“When we reached Jerusalem, the brothers and sisters welcomed us warmly. The following day Paul went in with us to James, and all the elders were present. After greeting them, he reported in detail what God had done among the Gentiles through his ministry” (Acts 21:17–19).
Two things are missing from this abbreviated account. Where are the Apostles? And did Paul deliver the benevolent gift?
“James (the half-brother if Jesus), and all the elders were present” but where were the original twelve Apostles? James, the son of Zebedee, had been beheaded (Acts 12:1-2). Where was Peter? John? Matthew? The answer is simple. We don’t know. The Bible is silent, but here’s my guess… they were away on business. Faithful to the Great Commission, they had been scattered across the Roman Empire.
Tradition says the Peter was crucified in Rome. Before they nailed him to the cross, he pleaded with the executioner to be hung upside down because, he said, he was unworthy to die in the same way the Jesus had died.
Andrew, the first to be called as a follower of Jesus, may have traveled north into modern-day Russia. One account says that he led the wife of a high-ranking Roman official to saving faith in Christ. When the angry husband was powerless in his attempt to get his wife to recant, he had Andrew crucified on an X-shaped cross.
Thomas may have taken the Gospel to India, while Philip may have been stoned to death in Asia Minor. John, the last Apostle to die, and the only one to live into old age, suffered as an exile on the Island of Patmos.
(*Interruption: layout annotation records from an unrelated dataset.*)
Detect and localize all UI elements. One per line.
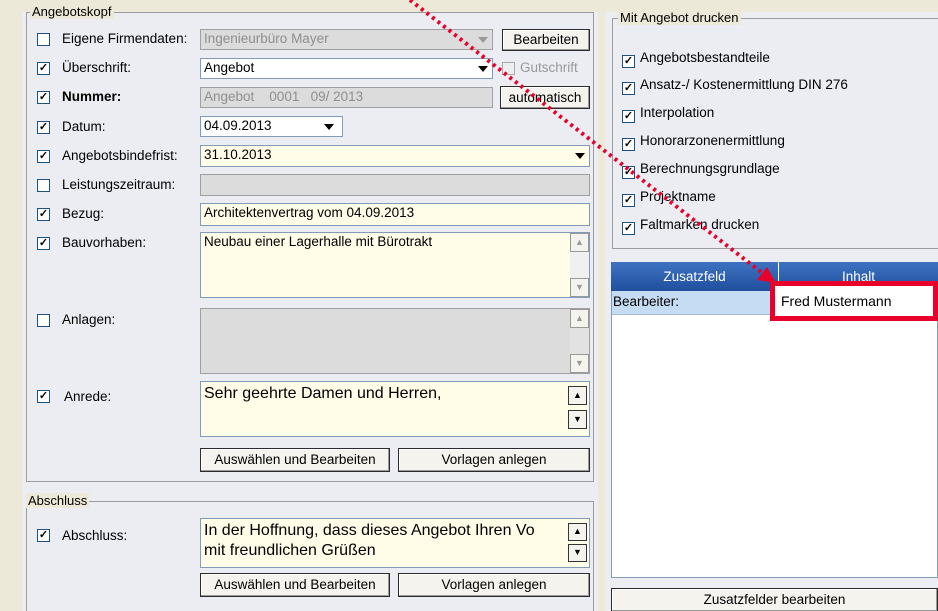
bezug-input[interactable]: Architektenvertrag vom 04.09.2013: [200, 203, 590, 226]
bauvorhaben-textarea[interactable]: Neubau einer Lagerhalle mit Bürotrakt ▲ …: [200, 232, 590, 298]
abschluss-line-2: mit freundlichen Grüßen: [204, 542, 376, 559]
label-gutschrift: Gutschrift: [520, 60, 578, 75]
firmendaten-combo[interactable]: Ingenieurbüro Mayer: [200, 29, 493, 50]
chevron-down-icon: [478, 37, 488, 43]
checkbox-datum[interactable]: ✓: [37, 121, 50, 134]
label-bezug: Bezug:: [62, 206, 105, 221]
mit-angebot-drucken-title: Mit Angebot drucken: [618, 10, 741, 25]
datum-picker[interactable]: 04.09.2013: [200, 116, 343, 137]
bearbeiten-button[interactable]: Bearbeiten: [502, 29, 590, 51]
checkbox-anlagen[interactable]: [37, 314, 50, 327]
label-ueberschrift: Überschrift:: [62, 60, 132, 75]
label-firmendaten: Eigene Firmendaten:: [62, 31, 188, 46]
abschluss-auswaehlen-button[interactable]: Auswählen und Bearbeiten: [200, 573, 390, 597]
chevron-down-icon: [478, 66, 488, 72]
scrollbar[interactable]: ▲ ▼: [570, 233, 589, 297]
print-option-label: Honorarzonenermittlung: [640, 133, 785, 148]
print-option-label: Projektname: [640, 189, 716, 204]
scrollbar[interactable]: ▲ ▼: [568, 521, 587, 565]
scrollbar: ▲ ▼: [570, 309, 589, 373]
angebotskopf-title: Angebotskopf: [30, 4, 114, 19]
checkbox-icon[interactable]: ✓: [622, 222, 635, 235]
anrede-value: Sehr geehrte Damen und Herren,: [204, 385, 442, 402]
checkbox-bezug[interactable]: ✓: [37, 208, 50, 221]
label-anlagen: Anlagen:: [62, 312, 116, 327]
abschluss-vorlagen-button[interactable]: Vorlagen anlegen: [398, 573, 590, 597]
label-bauvorhaben: Bauvorhaben:: [62, 235, 147, 250]
print-option-berechnungsgrundlage[interactable]: ✓ Berechnungsgrundlage: [622, 161, 780, 179]
print-option-label: Angebotsbestandteile: [640, 50, 770, 65]
print-option-interpolation[interactable]: ✓ Interpolation: [622, 105, 715, 123]
auswaehlen-bearbeiten-button[interactable]: Auswählen und Bearbeiten: [200, 448, 390, 472]
label-anrede: Anrede:: [64, 389, 112, 404]
grid-header-zusatzfeld[interactable]: Zusatzfeld: [611, 262, 779, 291]
print-option-kostenermittlung[interactable]: ✓ Ansatz-/ Kostenermittlung DIN 276: [622, 77, 848, 95]
chevron-down-icon: [575, 153, 585, 159]
label-datum: Datum:: [62, 119, 106, 134]
checkbox-gutschrift[interactable]: [502, 62, 515, 75]
anlagen-textarea: ▲ ▼: [200, 308, 590, 374]
print-option-honorarzonen[interactable]: ✓ Honorarzonenermittlung: [622, 133, 785, 151]
checkbox-anrede[interactable]: ✓: [37, 390, 50, 403]
bauvorhaben-value: Neubau einer Lagerhalle mit Bürotrakt: [204, 234, 433, 249]
print-option-projektname[interactable]: ✓ Projektname: [622, 189, 716, 207]
print-option-faltmarken[interactable]: ✓ Faltmarken drucken: [622, 217, 760, 235]
checkbox-leistungszeitraum[interactable]: [37, 179, 50, 192]
scroll-down-icon[interactable]: ▼: [568, 410, 587, 429]
zusatzfelder-bearbeiten-button[interactable]: Zusatzfelder bearbeiten: [611, 588, 938, 611]
checkbox-icon[interactable]: ✓: [622, 194, 635, 207]
abschluss-line-1: In der Hoffnung, dass dieses Angebot Ihr…: [204, 522, 535, 539]
label-leistungszeitraum: Leistungszeitraum:: [62, 177, 176, 192]
print-option-label: Faltmarken drucken: [640, 217, 760, 232]
checkbox-bindefrist[interactable]: ✓: [37, 150, 50, 163]
label-abschluss: Abschluss:: [62, 528, 128, 543]
checkbox-nummer[interactable]: ✓: [37, 91, 50, 104]
grid-cell-value[interactable]: Fred Mustermann: [781, 293, 891, 309]
ueberschrift-value: Angebot: [204, 60, 255, 75]
scroll-up-icon: ▲: [570, 309, 589, 328]
checkbox-bauvorhaben[interactable]: ✓: [37, 237, 50, 250]
anrede-textarea[interactable]: Sehr geehrte Damen und Herren, ▲ ▼: [200, 381, 590, 437]
scroll-down-icon[interactable]: ▼: [570, 278, 589, 297]
scrollbar[interactable]: ▲ ▼: [568, 384, 587, 434]
label-nummer: Nummer:: [62, 89, 122, 104]
bindefrist-combo[interactable]: 31.10.2013: [200, 145, 590, 167]
firmendaten-value: Ingenieurbüro Mayer: [204, 31, 329, 46]
datum-value: 04.09.2013: [204, 118, 272, 133]
checkbox-icon[interactable]: ✓: [622, 166, 635, 179]
checkbox-icon[interactable]: ✓: [622, 138, 635, 151]
checkbox-icon[interactable]: ✓: [622, 55, 635, 68]
print-option-label: Berechnungsgrundlage: [640, 161, 780, 176]
automatisch-button[interactable]: automatisch: [500, 86, 590, 109]
print-option-label: Ansatz-/ Kostenermittlung DIN 276: [640, 77, 848, 92]
bindefrist-value: 31.10.2013: [204, 147, 272, 162]
abschluss-textarea[interactable]: In der Hoffnung, dass dieses Angebot Ihr…: [200, 518, 590, 568]
scroll-down-icon: ▼: [570, 354, 589, 373]
leistungszeitraum-field: [200, 174, 590, 196]
scroll-up-icon[interactable]: ▲: [568, 386, 587, 405]
checkbox-icon[interactable]: ✓: [622, 110, 635, 123]
scroll-down-icon[interactable]: ▼: [568, 544, 587, 562]
checkbox-icon[interactable]: ✓: [622, 82, 635, 95]
checkbox-firmendaten[interactable]: [37, 33, 50, 46]
abschluss-title: Abschluss: [26, 493, 90, 508]
scroll-up-icon[interactable]: ▲: [568, 523, 587, 541]
vorlagen-anlegen-button[interactable]: Vorlagen anlegen: [398, 448, 590, 472]
highlight-box[interactable]: Fred Mustermann: [770, 281, 938, 321]
checkbox-ueberschrift[interactable]: ✓: [37, 62, 50, 75]
grid-cell-field: Bearbeiter:: [613, 294, 680, 309]
label-bindefrist: Angebotsbindefrist:: [62, 148, 178, 163]
scroll-up-icon[interactable]: ▲: [570, 233, 589, 252]
chevron-down-icon: [324, 124, 334, 130]
print-option-angebotsbestandteile[interactable]: ✓ Angebotsbestandteile: [622, 50, 770, 68]
print-option-label: Interpolation: [640, 105, 715, 120]
nummer-field: Angebot 0001 09/ 2013: [200, 87, 493, 108]
checkbox-abschluss[interactable]: ✓: [37, 529, 50, 542]
ueberschrift-combo[interactable]: Angebot: [200, 58, 493, 79]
There is something else that is missing at Paul’s warm welcome to Jerusalem. There is no mention of the benevolent gift given by the Gentile churches in Macedonia and Achaia.
Paul had given clear instructions to the Gentile churches. “On the first day of the week, each of you is to set something aside and save in keeping with how he is prospering” (1 Corinthians 16:2). While on the final leg of his third missionary journey, he visited the church to collect the money and wrote, “I am traveling to Jerusalem to serve the saints, because Macedonia and Achaia were pleased to make a contribution for the poor among the saints in Jerusalem. Yes, they were pleased, and indeed are indebted to them. For if the Gentiles have shared in their spiritual benefits, then they are obligated to minister to them in material needs. So when I have finished this and safely delivered the funds to them, I will visit you on the way to Spain” (Romans 15:25–28).
Paul did deliver the funds (Acts 24:17), but he did so with no fanfare. He must have quietly and humbly brought the extravagant gift. He took no personal credit for administering the gift, but humbly reported that the Gentiles, “according to their ability and even beyond their ability, of their own accord, they begged us earnestly for the privilege of sharing in the ministry to the saints” (2 Corinthians 8:3–4).